Let’s first think about different ways to generate electricity and the types of fuels that are available.

There’s solar and wind, for example. The prices of solar panels in particular… and wind turbines to a degree, are both falling. In large part this is because the Chinese Communist Party heavily subsidizes its domestic solar panel industry.

So, wind and solar are somewhat price competitive. But they carry a security risk: do you really want China manufacturing your entire power grid? Is it possible they built a kill switch in their software?

More importantly, they’re not terribly reliable. There are times (like night!) when the sun doesn’t shine. Germany (which generates nearly 60% of its power from renewable energy) recently experienced yet another dunkelflaute, i.e. a foggy, doldrum period in which there is neither sunshine nor wind.

This doesn’t work for AI. Tech companies need reliability.

Then there’s coal… which is super reliable, not to mention cheap and efficient. But it’s one of the dirtiest fuels known to man. Google won’t get its hands dirty with that one.

Tech companies love nuclear. They understand it is, by far, the most efficient form of energy known to man. But again, new reactors are 10+ years away. AI needs power now.

And that pretty much leaves natural gas. The US has oceans of it and barely uses a fraction of its supply. It’s absurdly cheap. In fact, according to the US National Renewable Energy Laboratory, natural gas is THE cheapest fuel source per MW of electrical capacity.
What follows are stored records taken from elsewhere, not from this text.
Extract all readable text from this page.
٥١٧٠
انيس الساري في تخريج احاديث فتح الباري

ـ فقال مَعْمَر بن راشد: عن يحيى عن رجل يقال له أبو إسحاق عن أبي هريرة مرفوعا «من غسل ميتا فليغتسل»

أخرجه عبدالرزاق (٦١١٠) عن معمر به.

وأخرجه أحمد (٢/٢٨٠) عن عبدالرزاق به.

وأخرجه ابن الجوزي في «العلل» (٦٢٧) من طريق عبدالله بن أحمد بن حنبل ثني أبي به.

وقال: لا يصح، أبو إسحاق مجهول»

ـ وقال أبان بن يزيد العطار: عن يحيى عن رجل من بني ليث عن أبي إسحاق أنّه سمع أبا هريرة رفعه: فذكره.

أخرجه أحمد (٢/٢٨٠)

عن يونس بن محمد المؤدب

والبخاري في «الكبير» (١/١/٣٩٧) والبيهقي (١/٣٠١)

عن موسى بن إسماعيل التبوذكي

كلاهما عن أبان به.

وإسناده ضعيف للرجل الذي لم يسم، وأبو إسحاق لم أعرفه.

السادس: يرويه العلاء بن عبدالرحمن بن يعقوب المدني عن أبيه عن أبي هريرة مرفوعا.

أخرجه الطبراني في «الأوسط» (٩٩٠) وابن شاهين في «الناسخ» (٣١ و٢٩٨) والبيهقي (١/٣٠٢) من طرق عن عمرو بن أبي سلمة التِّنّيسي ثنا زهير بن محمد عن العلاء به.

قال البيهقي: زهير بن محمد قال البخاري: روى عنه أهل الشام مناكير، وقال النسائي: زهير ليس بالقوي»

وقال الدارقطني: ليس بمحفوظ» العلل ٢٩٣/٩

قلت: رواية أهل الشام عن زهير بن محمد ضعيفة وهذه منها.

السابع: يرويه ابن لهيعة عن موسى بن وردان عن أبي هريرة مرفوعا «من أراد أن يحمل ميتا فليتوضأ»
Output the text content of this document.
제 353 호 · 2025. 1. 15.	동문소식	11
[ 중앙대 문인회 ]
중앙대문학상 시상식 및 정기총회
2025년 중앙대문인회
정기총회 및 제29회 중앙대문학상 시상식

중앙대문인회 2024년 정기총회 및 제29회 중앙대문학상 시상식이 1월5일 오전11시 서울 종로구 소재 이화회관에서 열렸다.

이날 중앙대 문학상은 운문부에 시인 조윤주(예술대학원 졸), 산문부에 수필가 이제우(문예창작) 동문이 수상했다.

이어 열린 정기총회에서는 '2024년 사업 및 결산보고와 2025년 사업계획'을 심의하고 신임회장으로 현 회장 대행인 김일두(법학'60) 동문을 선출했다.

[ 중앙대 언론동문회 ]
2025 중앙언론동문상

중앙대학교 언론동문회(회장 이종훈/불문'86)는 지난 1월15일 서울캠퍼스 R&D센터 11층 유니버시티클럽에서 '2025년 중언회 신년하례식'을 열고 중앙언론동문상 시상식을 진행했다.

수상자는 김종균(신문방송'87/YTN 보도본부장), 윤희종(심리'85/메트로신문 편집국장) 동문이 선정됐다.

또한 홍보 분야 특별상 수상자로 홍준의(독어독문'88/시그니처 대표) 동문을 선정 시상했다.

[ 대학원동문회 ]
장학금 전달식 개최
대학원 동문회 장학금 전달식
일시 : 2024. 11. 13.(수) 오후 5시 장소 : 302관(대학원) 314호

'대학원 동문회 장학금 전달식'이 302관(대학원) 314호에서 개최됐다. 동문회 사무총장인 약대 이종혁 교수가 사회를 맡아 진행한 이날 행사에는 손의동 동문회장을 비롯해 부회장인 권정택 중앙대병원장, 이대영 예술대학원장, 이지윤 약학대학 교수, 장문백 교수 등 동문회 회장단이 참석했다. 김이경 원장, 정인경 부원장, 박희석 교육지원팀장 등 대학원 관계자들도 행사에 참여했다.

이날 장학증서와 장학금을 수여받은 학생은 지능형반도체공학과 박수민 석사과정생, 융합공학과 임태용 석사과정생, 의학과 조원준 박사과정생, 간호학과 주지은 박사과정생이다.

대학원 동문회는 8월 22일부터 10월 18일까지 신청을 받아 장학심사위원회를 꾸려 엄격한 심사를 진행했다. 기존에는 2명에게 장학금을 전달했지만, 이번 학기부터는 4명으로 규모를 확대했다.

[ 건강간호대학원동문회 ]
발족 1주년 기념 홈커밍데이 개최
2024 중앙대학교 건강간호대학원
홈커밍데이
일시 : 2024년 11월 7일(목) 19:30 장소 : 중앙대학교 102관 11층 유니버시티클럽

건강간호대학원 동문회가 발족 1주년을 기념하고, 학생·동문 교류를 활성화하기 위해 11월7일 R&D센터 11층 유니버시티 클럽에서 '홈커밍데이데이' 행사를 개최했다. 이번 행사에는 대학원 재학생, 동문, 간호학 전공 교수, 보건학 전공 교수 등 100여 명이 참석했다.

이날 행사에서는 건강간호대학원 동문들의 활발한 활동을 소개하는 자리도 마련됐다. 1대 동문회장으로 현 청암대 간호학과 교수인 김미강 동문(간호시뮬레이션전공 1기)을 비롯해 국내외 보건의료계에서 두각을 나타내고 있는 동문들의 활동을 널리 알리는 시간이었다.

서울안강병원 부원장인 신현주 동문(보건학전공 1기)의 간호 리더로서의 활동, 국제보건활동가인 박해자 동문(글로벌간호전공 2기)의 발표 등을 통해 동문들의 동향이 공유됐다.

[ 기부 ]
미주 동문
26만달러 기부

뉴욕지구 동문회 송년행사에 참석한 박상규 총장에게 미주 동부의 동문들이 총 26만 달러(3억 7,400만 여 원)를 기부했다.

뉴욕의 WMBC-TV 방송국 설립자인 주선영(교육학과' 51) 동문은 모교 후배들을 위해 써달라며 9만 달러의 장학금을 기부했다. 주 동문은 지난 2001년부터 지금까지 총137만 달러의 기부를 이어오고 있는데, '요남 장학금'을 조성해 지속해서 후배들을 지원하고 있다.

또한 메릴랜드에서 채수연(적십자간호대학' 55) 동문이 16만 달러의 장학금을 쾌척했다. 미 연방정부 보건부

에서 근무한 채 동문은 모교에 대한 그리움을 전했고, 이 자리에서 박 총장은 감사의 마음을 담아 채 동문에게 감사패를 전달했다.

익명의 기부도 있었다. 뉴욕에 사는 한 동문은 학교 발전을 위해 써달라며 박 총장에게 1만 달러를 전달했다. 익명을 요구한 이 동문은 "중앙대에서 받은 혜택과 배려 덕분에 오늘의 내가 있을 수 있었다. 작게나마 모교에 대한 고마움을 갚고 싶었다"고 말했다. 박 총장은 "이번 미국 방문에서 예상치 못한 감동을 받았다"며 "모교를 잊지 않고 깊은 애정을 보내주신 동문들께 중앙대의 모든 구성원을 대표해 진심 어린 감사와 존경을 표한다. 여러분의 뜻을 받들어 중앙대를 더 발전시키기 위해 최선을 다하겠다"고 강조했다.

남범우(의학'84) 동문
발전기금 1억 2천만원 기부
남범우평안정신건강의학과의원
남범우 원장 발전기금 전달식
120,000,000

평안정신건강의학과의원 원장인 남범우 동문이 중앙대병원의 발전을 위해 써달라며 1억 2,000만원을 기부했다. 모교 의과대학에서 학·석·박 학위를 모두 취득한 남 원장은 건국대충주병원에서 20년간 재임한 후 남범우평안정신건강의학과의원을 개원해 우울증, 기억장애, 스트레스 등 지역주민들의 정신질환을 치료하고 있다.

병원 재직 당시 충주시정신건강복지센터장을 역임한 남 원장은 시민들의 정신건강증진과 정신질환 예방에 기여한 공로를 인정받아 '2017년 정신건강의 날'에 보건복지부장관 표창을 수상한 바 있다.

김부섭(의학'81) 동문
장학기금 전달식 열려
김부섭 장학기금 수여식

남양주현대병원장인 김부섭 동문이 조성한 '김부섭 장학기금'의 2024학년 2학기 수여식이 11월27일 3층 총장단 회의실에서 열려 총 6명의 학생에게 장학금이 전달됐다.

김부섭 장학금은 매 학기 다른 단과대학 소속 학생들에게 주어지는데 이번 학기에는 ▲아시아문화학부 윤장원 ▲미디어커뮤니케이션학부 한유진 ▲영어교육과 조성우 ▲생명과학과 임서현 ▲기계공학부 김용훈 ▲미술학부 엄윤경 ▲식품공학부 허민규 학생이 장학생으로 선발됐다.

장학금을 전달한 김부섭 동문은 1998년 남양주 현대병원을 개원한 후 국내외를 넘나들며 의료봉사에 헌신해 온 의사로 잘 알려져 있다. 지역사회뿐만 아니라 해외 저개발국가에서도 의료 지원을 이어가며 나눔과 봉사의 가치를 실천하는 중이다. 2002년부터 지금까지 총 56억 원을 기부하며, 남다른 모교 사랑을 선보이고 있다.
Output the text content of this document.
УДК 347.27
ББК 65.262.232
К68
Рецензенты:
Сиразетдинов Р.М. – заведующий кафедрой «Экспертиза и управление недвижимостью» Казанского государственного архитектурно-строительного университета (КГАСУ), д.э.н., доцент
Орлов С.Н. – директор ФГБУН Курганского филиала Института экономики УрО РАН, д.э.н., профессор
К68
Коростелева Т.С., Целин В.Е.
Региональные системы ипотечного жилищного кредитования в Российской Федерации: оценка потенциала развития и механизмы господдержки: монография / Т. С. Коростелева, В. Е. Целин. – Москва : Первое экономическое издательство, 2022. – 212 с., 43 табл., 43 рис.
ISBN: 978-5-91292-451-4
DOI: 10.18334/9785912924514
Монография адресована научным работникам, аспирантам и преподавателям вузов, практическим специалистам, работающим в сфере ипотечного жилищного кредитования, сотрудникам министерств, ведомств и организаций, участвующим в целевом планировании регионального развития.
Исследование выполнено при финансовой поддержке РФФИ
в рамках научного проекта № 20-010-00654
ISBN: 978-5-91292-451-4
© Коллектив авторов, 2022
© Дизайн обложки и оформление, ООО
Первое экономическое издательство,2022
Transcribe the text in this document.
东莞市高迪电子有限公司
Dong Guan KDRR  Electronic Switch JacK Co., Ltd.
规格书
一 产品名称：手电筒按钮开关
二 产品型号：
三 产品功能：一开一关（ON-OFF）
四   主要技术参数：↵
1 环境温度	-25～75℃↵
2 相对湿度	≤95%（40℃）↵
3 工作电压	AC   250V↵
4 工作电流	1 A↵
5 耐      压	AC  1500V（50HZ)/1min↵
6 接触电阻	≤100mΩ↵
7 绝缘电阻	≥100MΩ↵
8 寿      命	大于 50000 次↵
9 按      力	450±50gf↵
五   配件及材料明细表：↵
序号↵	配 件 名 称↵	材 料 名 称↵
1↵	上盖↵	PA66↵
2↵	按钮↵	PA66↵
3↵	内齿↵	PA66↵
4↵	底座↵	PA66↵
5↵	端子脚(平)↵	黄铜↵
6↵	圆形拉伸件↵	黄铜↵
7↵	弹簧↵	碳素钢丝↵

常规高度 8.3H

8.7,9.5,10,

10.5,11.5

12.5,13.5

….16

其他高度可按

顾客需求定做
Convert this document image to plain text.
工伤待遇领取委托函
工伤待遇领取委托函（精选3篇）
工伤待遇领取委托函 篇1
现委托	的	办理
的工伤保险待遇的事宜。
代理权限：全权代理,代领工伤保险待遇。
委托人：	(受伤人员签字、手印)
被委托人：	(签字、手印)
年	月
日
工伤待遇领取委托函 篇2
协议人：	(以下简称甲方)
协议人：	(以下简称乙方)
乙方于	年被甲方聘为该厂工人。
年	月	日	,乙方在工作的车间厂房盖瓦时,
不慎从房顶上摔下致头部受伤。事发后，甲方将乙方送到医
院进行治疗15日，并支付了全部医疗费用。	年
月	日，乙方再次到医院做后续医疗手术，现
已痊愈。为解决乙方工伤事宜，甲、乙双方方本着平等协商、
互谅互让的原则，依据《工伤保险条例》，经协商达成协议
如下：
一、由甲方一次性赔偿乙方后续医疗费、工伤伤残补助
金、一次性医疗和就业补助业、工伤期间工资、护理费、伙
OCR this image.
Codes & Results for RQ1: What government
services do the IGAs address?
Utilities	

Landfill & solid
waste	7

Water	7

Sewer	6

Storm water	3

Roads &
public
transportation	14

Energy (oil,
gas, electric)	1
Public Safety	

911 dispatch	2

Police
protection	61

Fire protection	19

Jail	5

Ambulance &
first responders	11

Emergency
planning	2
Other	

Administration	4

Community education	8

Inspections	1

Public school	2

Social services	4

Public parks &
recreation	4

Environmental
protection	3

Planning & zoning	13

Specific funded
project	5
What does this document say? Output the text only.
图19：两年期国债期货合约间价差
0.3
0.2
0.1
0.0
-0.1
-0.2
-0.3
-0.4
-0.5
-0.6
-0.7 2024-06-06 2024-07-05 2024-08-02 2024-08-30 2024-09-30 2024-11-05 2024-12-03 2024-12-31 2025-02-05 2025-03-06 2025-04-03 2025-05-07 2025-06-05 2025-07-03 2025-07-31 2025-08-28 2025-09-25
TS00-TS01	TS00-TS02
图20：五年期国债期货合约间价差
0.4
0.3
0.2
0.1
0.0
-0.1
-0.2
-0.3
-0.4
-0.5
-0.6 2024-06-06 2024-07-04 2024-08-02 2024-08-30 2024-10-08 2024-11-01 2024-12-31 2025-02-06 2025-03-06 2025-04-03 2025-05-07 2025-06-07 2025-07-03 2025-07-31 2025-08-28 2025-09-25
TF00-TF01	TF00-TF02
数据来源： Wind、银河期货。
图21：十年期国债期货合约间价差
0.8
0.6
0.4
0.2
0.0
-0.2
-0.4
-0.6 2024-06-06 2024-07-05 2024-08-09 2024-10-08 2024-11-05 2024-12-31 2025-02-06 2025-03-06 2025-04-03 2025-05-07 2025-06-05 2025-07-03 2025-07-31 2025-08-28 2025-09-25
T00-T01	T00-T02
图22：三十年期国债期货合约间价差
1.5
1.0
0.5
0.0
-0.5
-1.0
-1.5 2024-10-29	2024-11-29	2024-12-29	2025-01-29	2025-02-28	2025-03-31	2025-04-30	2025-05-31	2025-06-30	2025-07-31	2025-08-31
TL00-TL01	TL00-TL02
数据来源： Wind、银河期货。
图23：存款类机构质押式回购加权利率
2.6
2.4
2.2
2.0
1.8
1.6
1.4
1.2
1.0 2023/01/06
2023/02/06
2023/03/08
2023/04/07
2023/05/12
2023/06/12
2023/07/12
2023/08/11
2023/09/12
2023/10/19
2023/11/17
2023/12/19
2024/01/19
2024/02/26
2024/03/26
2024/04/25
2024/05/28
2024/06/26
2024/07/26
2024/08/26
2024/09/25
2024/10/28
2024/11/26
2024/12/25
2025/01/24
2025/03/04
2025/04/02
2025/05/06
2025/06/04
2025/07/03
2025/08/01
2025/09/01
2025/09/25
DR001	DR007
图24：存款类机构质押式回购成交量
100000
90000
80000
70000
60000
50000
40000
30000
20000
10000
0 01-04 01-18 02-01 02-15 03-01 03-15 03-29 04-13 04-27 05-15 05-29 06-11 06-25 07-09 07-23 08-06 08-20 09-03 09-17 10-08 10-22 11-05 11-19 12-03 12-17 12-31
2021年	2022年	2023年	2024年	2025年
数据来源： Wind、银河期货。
It’s the cleanest of all the conventional sources. Plus, you can construct a new facility in about two years… so new power can come online quickly. And the Big Tech companies have demonstrated that they are more than willing to shell out the cash needed to finance natural gas power plants.

Between these two trends: AI power demand, and the upcoming export boom, natural gas prices are probably going to soar.

We’ve just watched the Dow Jones Industrial Average rise by 7% to an all-time high in the last week. Bitcoin has surged by more than 30% to its all-time high.

That’s nothing compared to what we could see in the natural gas price.

It’s obviously not going to happen in a week, these trends will take longer to unfold. But it’s definitely a good time to look at some of the extremely undervalued natural gas producers whose profits will boom.